Encore une fois, la réunion annuelle du Congrès des associations de la défense à Ottawa a servi de forum où les gens de la défense canadienne ont pu s’assembler, parler de la façon dont ils voient les choses et partager leurs plans d’avenir.
En théorie tout au moins, le colloque avait été organisé pour traiter de la transition de l’Organisation du Traité de l’Atlantique Nord et de l’impact qu’elle va avoir sur le Canada. En fait, les conversations s’étendaient sur toute la gamme, du nouveau rôle de combat pour le Canada en Afghanistan dont on a beaucoup débattu jusqu’aux détails sur les efforts que font les Forces canadiennes pour se transformer. On a beaucoup parlé des nouvelles capacités : les nouvelles structures de commandement, les nouvelles unités de forces spéciales, une marine pour trois océans, une aviation revitalisée; et puis on a aussi beaucoup parlé du nouvel équipement. Les Forces canadiennes ont une longue liste d’approvisionnement, dont entre autres des avions, des hélicoptères et des camions.

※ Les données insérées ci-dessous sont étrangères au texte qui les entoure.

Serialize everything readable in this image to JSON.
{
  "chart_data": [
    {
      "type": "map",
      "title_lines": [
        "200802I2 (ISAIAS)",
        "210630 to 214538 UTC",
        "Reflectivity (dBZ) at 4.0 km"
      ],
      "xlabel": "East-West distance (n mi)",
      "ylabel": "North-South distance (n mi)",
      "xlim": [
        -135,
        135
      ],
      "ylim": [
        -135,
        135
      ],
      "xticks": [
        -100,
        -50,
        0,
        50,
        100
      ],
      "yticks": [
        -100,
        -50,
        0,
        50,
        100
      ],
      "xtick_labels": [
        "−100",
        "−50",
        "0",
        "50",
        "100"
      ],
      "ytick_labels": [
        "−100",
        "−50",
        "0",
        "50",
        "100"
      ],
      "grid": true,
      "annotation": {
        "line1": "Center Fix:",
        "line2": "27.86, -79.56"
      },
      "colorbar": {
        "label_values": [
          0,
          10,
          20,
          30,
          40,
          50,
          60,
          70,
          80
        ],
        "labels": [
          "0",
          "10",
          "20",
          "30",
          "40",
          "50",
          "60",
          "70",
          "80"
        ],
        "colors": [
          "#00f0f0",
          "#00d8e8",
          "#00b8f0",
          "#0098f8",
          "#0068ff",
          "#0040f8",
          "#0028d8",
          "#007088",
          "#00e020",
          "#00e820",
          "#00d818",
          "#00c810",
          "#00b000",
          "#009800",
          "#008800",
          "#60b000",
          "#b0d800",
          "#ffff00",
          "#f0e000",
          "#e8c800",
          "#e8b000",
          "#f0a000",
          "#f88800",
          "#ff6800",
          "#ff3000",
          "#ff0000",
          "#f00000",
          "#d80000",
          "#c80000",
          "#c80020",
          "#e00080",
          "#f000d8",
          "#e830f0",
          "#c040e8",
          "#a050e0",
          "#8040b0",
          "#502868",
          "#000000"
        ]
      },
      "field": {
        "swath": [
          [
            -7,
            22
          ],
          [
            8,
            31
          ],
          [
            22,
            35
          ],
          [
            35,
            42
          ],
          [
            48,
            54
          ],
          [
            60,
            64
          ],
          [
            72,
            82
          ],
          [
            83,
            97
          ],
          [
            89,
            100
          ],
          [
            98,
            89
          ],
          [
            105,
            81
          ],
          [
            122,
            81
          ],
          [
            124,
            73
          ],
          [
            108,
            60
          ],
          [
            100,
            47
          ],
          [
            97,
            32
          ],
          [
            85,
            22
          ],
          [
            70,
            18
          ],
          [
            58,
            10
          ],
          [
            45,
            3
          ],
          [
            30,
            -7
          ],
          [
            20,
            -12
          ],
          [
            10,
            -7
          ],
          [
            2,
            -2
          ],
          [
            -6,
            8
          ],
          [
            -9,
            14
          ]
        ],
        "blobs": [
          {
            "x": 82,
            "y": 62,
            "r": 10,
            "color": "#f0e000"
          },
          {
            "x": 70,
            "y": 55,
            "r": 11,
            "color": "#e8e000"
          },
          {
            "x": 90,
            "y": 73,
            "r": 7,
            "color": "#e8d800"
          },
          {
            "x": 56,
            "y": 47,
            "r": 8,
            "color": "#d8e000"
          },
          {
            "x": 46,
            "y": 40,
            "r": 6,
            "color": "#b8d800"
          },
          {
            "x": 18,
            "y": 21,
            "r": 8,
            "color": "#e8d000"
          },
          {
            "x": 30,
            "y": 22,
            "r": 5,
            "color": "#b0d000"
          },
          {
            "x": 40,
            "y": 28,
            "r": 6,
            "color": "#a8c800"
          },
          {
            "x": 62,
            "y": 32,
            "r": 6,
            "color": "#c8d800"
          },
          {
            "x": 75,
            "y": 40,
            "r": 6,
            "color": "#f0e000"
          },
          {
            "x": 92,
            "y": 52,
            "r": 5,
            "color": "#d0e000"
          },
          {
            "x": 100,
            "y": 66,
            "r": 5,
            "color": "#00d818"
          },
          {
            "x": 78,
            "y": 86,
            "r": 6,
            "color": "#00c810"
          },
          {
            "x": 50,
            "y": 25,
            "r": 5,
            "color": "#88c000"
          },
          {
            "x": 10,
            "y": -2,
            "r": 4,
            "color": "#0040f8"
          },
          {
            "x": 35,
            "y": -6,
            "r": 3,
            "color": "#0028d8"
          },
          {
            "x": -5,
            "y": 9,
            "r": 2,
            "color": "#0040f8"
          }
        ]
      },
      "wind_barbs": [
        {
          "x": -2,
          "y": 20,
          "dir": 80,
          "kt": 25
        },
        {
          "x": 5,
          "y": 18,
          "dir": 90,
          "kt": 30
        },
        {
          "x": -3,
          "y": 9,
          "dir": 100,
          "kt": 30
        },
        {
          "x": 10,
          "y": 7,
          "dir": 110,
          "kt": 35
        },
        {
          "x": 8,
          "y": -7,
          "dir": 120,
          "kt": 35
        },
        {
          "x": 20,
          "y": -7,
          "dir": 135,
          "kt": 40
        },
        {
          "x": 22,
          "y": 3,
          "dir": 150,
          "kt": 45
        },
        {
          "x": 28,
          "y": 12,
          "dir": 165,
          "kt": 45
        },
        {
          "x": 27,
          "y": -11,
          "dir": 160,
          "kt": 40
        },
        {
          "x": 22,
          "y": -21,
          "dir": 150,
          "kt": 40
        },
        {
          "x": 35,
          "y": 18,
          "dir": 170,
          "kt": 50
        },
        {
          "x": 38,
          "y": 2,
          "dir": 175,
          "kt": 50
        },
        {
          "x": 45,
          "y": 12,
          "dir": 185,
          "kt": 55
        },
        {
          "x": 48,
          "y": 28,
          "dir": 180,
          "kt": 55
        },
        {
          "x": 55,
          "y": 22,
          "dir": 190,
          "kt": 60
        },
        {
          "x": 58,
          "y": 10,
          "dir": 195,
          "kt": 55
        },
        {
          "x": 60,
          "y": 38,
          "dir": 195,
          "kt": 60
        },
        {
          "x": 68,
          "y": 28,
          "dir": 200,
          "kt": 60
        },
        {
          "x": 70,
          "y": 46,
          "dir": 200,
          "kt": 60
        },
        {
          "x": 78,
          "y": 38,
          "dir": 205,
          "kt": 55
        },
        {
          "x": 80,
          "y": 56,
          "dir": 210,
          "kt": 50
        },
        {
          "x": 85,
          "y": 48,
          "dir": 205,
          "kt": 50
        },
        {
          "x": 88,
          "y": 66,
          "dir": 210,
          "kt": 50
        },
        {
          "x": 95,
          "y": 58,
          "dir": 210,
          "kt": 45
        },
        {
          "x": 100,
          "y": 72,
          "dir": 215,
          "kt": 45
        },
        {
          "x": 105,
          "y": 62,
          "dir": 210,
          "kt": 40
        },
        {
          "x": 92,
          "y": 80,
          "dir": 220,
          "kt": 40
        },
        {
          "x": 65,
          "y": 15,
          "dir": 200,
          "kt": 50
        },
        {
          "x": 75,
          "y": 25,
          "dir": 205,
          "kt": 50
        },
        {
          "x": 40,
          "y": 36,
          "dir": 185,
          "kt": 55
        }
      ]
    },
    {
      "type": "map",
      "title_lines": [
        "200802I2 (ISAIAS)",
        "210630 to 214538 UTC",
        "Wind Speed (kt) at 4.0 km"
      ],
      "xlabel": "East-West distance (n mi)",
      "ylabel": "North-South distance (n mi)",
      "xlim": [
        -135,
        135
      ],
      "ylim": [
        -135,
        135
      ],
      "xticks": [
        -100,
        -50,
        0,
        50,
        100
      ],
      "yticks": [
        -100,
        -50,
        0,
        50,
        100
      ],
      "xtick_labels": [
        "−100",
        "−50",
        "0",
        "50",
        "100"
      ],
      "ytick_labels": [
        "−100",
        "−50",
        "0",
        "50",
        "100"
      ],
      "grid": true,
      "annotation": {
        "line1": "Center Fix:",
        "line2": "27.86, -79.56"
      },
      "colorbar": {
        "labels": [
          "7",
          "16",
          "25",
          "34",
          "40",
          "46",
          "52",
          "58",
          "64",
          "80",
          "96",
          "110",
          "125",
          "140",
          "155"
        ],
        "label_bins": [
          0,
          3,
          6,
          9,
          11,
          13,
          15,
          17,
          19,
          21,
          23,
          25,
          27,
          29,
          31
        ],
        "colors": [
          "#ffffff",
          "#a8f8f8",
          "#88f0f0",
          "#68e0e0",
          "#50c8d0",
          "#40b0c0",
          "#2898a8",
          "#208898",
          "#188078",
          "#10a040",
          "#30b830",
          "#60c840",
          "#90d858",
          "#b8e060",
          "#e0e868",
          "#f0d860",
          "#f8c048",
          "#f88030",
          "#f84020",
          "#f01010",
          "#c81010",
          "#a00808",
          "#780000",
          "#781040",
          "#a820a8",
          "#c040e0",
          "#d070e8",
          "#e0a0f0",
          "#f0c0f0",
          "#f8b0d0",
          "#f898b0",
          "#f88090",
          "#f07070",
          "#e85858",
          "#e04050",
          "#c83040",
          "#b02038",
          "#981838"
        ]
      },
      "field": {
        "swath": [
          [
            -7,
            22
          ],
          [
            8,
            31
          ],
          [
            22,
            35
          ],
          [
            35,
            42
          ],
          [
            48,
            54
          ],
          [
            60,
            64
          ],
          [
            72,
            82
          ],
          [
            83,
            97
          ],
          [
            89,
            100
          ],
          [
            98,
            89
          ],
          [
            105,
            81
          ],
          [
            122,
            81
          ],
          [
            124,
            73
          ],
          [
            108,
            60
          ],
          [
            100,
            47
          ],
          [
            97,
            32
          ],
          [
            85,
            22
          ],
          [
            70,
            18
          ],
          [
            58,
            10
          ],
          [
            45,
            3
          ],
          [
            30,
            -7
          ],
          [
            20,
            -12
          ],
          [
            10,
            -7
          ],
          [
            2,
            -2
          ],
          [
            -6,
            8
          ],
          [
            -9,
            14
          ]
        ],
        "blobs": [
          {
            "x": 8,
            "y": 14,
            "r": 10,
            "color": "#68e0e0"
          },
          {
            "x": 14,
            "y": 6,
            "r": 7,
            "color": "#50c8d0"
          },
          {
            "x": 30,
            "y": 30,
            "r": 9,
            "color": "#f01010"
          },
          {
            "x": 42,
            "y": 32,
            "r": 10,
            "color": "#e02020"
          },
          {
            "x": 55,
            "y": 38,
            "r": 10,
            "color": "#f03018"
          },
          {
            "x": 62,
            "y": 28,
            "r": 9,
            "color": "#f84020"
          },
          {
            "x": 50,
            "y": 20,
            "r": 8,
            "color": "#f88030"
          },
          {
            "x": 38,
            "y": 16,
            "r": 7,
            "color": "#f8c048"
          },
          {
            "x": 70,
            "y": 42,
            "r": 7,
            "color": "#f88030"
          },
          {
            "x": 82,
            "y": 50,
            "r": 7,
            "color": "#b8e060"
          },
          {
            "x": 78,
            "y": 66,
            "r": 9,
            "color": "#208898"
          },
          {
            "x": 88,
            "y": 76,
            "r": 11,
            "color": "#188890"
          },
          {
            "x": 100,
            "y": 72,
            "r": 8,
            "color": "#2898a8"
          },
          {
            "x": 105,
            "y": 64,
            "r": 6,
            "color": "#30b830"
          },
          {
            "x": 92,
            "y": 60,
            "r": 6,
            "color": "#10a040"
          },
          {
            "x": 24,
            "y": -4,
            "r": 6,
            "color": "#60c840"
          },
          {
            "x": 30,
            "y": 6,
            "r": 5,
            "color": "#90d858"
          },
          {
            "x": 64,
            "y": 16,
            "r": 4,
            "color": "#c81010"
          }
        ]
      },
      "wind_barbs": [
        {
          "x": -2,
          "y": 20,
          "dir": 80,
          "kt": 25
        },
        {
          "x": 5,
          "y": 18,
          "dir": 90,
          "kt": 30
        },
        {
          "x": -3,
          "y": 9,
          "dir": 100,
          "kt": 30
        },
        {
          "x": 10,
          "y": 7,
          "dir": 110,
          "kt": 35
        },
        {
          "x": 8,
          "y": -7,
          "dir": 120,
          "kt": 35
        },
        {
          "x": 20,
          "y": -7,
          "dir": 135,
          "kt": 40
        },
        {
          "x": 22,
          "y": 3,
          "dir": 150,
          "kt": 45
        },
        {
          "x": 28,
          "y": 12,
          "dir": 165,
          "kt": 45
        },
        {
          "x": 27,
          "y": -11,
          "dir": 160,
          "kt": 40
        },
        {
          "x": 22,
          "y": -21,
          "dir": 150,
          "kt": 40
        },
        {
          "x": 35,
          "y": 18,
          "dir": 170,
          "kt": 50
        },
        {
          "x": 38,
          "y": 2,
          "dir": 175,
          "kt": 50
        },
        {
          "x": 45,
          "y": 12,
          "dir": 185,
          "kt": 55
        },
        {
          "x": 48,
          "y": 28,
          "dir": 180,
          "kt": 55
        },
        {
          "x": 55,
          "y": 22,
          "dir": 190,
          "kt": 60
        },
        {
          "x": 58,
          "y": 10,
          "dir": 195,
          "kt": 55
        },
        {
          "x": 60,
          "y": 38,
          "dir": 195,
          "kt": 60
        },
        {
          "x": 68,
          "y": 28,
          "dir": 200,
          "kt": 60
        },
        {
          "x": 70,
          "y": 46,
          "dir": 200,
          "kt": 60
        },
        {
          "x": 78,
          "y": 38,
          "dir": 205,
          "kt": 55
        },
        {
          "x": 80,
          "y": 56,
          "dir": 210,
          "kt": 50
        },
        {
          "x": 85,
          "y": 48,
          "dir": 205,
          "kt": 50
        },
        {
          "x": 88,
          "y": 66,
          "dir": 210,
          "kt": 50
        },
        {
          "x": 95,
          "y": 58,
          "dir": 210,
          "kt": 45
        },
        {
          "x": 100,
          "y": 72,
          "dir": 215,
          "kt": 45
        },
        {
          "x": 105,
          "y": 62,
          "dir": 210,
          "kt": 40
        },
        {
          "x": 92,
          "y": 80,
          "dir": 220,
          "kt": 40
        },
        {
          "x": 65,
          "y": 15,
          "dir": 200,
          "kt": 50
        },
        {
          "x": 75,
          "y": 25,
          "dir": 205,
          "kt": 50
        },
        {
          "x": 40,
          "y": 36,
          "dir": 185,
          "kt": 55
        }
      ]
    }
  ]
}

Il s’agissait d’une assemblée impressionnante, à laquelle participaient des douzaines d’officiels du gouvernement, des ministres, des anciens ministres et plus d’officiers généraux qu’on ne pouvait recevoir comme il faut dans la grande salle de bal du Château Laurier les 23 et 24 février. Ils ont donné des discours, ont siégé dans des groupes d’experts et partagé des renseignements à tour de rôle. De la vision confiante du chef d’état-major de la défense du Canada, le général Rick Hillier, jusqu’aux annonces tout aussi audacieuses du nouveau ministre canadien de la défense, il était clair qu’on pouvait s’attendre à d’importants changements pour le militaire canadien.
Lors de la réunion du CAD de l’an dernier, nombre de participants avaient le sentiment que les Forces canadiennes sortaient du tunnel, que pour la première fois en vingt ans elles allaient commencer à obtenir le soutien dont elles avaient besoin.
Un des moments les plus remarquables a eu lieu lors du discours du ministre de la Défense nationale Gordon O’Connor. En plus d’annoncer une importante augmentation des troupes (les forces régulières et les réserves vont obtenir 10 000 membres de plus) O’Connor était enchanté de se présenter et de faire part quelque peu de son point de vue en ce qui concerne les Forces canadiennes.
“Les gens qui me connaissent savent que j’ai été soldat pendant 32 ans et que mes père, oncles et frère ont tous porté l’uniforme”, dit O’Connor, établissant sa crédibilité au tout début. “Alors, je sais très bien que plusieurs gouvernements successifs ont déçu nos hommes et femmes militaires. Le manque de financement, le manque de personnel, l’équipement inférieur, le logement qui laisse à désirer […], tout cela devenait une réalité institutionnelle pour ces hommes et ces femmes.”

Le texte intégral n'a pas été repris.